Arguments about the impact of a minimum-wage increase are as old as the wage itself.
Now, those debates are being rekindled in Washington, with the state’s minimum wage scheduled to increase to $13.50 an hour on Jan. 1. Advocates say workers will have more money to spend, boosting their financial stability and, in turn, the economy. Critics claim that increasing salaries for some workers will lead to businesses reducing hours or workforce, or perhaps closing their doors.
In the process, Washington is serving as a petri dish for the important experiment of sharply raising the minimum wage. In 2014, the Seattle City Council passed an ordinance to phase in a $15 wage floor by 2021. In 2016, voters statewide passed Initiative 1433, phasing in increases that after next year will be tied to cost-of-living increases.
At a glance, it is difficult to see negative impacts from Washington’s increases in recent years. Despite sky-is-falling proclamations from critics, the state routinely is ranked by experts as having one of the best economies in the country, despite typically having the highest minimum wage.
That leads to questions about the difference between causation and correlation, which is why an ongoing study from the University of Washington is so important.
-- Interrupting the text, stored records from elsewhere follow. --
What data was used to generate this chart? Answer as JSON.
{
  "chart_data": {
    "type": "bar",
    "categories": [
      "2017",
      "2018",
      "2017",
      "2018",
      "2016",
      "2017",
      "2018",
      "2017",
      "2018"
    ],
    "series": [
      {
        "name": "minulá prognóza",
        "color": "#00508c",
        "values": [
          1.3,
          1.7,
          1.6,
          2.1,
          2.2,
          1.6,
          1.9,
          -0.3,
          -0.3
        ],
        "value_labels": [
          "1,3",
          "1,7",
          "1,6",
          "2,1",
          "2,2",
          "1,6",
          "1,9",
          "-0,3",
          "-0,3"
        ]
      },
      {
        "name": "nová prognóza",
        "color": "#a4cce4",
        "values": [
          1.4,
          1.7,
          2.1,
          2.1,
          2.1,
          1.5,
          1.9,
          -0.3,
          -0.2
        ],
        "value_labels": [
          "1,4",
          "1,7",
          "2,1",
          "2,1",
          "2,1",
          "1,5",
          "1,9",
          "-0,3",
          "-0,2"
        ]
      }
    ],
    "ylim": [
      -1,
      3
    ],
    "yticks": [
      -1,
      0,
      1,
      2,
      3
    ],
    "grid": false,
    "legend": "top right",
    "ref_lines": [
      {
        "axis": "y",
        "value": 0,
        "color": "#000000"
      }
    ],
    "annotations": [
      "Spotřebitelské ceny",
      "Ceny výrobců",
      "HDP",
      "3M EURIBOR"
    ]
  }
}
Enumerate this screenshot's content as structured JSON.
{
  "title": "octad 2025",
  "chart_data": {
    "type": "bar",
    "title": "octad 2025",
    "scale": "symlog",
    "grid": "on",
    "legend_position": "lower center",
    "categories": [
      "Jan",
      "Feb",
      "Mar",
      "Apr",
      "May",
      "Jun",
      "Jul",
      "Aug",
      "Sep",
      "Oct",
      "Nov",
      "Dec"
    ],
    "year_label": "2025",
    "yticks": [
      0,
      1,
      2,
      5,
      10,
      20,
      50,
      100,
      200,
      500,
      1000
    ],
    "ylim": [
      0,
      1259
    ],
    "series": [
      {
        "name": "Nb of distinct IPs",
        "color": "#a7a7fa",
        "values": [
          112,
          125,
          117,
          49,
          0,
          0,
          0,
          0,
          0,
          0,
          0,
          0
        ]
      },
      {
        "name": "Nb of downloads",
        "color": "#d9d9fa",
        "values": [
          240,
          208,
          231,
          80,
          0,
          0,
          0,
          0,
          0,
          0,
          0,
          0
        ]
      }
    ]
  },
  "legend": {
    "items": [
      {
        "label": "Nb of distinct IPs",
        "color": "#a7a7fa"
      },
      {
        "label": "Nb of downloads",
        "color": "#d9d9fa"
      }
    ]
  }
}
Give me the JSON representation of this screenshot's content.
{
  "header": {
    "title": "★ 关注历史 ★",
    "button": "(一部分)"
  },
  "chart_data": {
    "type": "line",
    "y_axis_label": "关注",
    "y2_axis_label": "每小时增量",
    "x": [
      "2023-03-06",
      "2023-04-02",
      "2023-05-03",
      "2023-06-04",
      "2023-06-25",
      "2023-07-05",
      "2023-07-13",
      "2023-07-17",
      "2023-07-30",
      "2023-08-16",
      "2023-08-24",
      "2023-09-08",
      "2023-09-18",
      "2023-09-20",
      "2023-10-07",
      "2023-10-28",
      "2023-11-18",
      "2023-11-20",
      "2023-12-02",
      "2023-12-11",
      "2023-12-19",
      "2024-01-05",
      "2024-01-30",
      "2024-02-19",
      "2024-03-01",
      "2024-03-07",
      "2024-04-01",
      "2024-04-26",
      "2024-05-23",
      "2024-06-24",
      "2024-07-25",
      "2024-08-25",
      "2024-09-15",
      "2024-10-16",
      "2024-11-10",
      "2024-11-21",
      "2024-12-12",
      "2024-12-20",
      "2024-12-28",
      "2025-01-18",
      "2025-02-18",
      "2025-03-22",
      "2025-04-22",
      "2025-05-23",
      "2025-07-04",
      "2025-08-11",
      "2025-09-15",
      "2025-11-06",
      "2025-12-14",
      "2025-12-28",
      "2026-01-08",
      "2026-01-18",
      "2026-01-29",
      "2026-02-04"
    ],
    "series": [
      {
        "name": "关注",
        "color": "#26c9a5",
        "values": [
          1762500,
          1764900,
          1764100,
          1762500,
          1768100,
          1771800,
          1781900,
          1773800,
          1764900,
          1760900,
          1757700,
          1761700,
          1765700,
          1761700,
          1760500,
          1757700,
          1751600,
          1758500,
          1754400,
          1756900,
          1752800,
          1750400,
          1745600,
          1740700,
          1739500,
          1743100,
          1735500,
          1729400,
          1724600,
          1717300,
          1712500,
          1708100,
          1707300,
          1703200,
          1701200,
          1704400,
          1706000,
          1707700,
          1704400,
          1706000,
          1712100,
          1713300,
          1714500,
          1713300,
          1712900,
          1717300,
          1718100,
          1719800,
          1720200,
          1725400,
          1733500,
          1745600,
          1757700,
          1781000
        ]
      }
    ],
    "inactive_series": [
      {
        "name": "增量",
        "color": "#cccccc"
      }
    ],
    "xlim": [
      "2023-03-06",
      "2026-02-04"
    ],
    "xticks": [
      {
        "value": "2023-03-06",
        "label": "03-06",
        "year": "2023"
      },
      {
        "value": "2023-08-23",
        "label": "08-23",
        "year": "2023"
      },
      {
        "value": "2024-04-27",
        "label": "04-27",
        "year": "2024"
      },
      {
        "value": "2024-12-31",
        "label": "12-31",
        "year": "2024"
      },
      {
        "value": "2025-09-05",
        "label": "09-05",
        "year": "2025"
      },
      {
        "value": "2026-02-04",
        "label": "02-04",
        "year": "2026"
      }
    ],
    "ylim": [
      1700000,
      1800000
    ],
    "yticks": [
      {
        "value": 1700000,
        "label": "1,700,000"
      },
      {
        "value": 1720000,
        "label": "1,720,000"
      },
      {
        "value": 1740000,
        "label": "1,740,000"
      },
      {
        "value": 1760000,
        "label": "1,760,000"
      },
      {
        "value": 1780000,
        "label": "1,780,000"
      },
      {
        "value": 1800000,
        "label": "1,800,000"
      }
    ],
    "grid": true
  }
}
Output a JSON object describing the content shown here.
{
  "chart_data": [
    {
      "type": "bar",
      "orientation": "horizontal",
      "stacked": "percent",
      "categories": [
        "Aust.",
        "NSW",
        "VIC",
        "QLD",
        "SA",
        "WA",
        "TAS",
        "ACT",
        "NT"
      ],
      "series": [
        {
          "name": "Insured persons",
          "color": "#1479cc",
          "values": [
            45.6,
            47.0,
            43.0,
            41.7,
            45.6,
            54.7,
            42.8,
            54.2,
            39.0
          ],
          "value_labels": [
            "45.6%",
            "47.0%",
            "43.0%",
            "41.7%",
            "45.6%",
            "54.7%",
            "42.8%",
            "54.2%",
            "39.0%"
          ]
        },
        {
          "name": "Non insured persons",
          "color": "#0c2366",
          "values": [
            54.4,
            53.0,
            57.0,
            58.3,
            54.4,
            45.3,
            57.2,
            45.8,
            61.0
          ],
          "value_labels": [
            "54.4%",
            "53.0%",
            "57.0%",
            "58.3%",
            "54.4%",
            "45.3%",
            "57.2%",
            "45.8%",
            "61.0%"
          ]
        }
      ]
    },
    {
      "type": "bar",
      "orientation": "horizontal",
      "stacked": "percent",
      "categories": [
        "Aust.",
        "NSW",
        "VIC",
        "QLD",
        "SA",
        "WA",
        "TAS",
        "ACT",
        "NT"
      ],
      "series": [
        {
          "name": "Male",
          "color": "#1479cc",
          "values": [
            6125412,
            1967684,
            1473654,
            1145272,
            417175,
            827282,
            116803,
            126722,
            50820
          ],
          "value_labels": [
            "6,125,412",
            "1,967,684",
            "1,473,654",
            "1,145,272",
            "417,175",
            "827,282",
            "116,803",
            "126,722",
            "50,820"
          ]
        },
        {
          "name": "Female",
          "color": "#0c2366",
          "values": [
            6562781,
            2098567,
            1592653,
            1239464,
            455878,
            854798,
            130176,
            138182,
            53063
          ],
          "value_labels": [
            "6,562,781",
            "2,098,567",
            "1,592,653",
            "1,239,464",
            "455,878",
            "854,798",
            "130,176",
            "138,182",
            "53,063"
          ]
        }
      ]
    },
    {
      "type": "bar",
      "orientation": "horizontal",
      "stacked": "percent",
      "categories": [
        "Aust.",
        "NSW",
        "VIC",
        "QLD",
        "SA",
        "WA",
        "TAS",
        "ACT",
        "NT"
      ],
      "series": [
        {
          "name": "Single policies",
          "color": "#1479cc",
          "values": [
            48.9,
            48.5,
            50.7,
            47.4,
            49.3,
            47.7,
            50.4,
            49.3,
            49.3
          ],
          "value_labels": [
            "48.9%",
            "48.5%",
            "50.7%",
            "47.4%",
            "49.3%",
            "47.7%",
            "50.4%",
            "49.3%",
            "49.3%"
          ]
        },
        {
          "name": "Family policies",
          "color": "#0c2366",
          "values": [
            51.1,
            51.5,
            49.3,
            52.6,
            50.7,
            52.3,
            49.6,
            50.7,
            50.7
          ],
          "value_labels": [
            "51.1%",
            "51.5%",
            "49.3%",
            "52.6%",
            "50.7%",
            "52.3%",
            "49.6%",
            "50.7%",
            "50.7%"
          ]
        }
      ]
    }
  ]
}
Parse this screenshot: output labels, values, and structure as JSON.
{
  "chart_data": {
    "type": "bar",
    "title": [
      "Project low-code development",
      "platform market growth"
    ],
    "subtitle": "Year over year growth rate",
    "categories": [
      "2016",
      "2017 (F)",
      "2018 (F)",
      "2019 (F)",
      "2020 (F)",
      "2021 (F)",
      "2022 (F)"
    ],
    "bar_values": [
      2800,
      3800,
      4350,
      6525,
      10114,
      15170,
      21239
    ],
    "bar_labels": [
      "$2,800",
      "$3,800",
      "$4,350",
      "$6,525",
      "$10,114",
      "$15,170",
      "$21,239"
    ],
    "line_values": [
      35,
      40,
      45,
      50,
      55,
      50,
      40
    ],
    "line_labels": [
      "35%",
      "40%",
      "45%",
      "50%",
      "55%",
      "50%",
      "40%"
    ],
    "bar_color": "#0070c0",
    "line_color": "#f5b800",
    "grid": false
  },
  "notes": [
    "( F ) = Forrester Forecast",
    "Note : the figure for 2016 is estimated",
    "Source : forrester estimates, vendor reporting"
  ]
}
Since Seattle started implementing sharp annual increases in minimum wage, researchers have been keeping a close eye on the impacts. Last year, they reported that increases are, indeed, increasing pay for low-level workers but have led to a slight reduction in employment numbers.
Earlier this year, they released a report about the impact on child care facilities, finding that an increasing minimum wage had, in most cases, resulted in a reduction of hours for workers and/or an increase in tuition. In a separate report, researchers looked at the impact on grocery prices as a result of minimum-wage boosts and found no significant evidence of price increases.
As with most things that impact the economy, there is much more gray area than is claimed by advocates on either side. Most important, the University of Washington study is planned to continue for several years, providing an in-depth examination of how the minimum wage impacts the economy through both booms and busts.
While Washington has been among the national leaders in providing a robust minimum wage, attention is lacking at the national level. The federal minimum wage has been $7.25 an hour since July 2009, and several states — particularly in the Midwest and the South — have declined to raise their state minimum above that amount. While inflation has been relatively low over the past decade, that $7.25 an hour continues to decline in purchasing power each year.
Washington’s annual increases to the minimum wage have presented a reasonable approach to the issue. Employers have had time to prepare for incremental increases — in the case of the January increase to $13.50, they have had three years. They also have had time to balance how best to offset the increases by passing costs along to consumers, reducing hours for workers or adopting another strategy.
It is not difficult to find studies about the impact of a minimum-wage increase that reach conflicting conclusions. Some find that it leads to a decrease in employment numbers; others find the opposite.
But the state of Washington’s economy makes it difficult to believe that aggressive wage increases have had a deleterious impact on the state’s economy.